Einen Neuanfang mit vorherigen Schnelltests könnte er sich vorstellen, Singen per Zoom-Meeting „wollen wir nicht“. Da entstehe kein Gemeinschaftsgefühl. Das wachse, wenn es wieder in Richtung Musical geht. 25 Akteure, Gesang und Tanzchoreographie. Eine tolle Sache, auch wenn „wir beim Üben vermutlich wieder von vorne anfangen müssen“. Halb so wild, wollen die PPS doch – mit hunderten bereits verkauften Karten – wieder ein Highlight auf die Bühne bringen.

Besonders schwer trifft die liedlose Zeit Chöre mit älteren Sängern. „70-Jährige gehören hier noch zu den Jüngsten“, verdeutlicht Schriftführerin Barbara Dudek die besonderen Probleme des Siedlerchors. Einmal im Monat treffen sich die älteren Herrschaften zum Singen, so etwa 15 sind noch dabei. Der Zusammenhalt kann in dieser Altersklasse nicht durch Zoom-Singen oder Whatsapp-Gruppen gepflegt werden.
Monatliche Seelenmassage
„Wir probieren es mit dem monatlichen Telefonanruf“, sagt Dudek. Diese „Seelenmassage“, wie sie es nennt, kann die Gemeinschaft dennoch nicht komplett zusammenhalten. „Leider haben wir einen Sänger, der aufhört“, sagt sie. Altersbedingt sei das verständlich. Mitunter lasse bei den Senioren das Gedächtnis nach. Liedtexte ließen sich eher durch regelmäßige Proben und Auftritte behalten.

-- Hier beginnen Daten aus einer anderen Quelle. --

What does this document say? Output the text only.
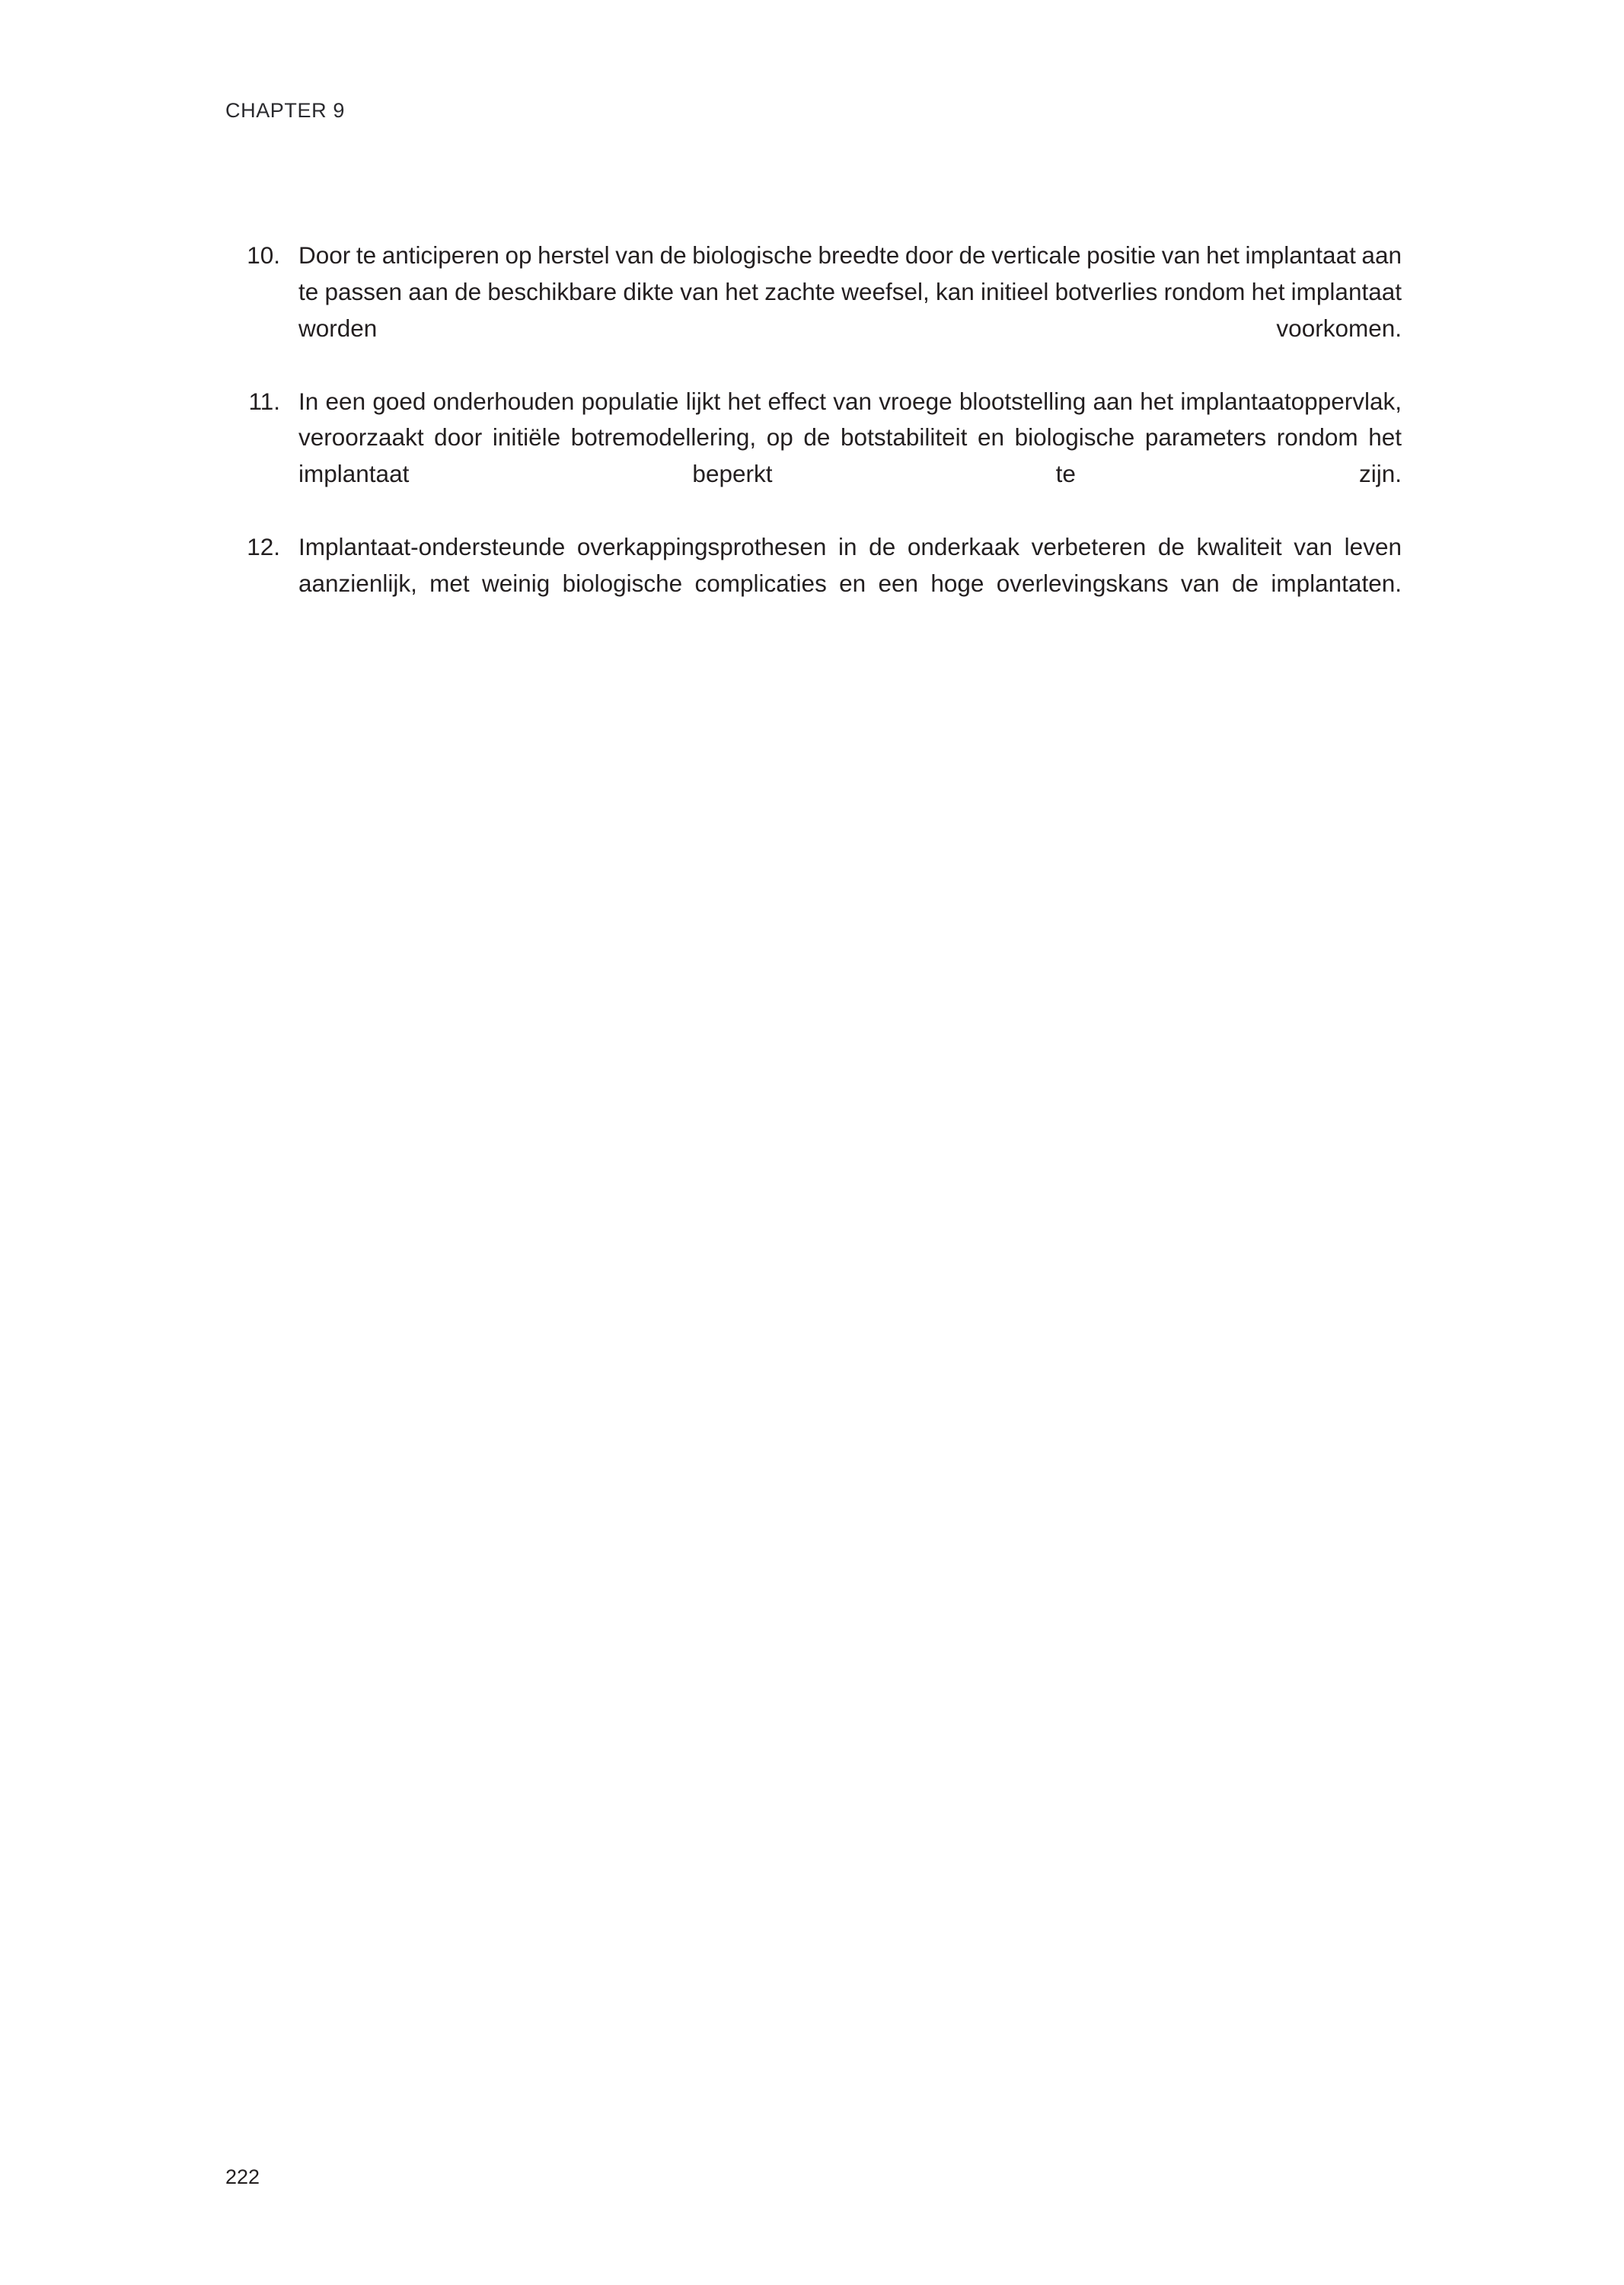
CHAPTER 9
10. Door te anticiperen op herstel van de biologische breedte door de verticale positie van het implantaat aan te passen aan de beschikbare dikte van het zachte weefsel, kan initieel botverlies rondom het implantaat worden voorkomen.
11. In een goed onderhouden populatie lijkt het effect van vroege blootstelling aan het implantaatoppervlak, veroorzaakt door initiële botremodellering, op de botstabiliteit en biologische parameters rondom het implantaat beperkt te zijn.
12. Implantaat-ondersteunde overkappingsprothesen in de onderkaak verbeteren de kwaliteit van leven aanzienlijk, met weinig biologische complicaties en een hoge overlevingskans van de implantaten.
222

In einer besonderen Situation ist die lockere Chorgemeinschaft Auf‘n Takt. 30 Jahre stand Chorleiterin Sabine Martin an der Spitze der A-capella-Gemeinschaft. Im vergangenen März wollte sie aufhören, ein klingendes Fest hätte für Auf‘n Takt einen schönen Schlusspunkt setzen sollen.

Die Pandemie verhinderte das. „Jetzt liegt alles auf Eis“, sagt Martin. An ihrem Abschied hält sie fest. Der neuen Formation, die sich mutmaßlich bilden wird, stellt sie das Equipment in Aussicht und auch der Proberaum stehe zur Verfügung.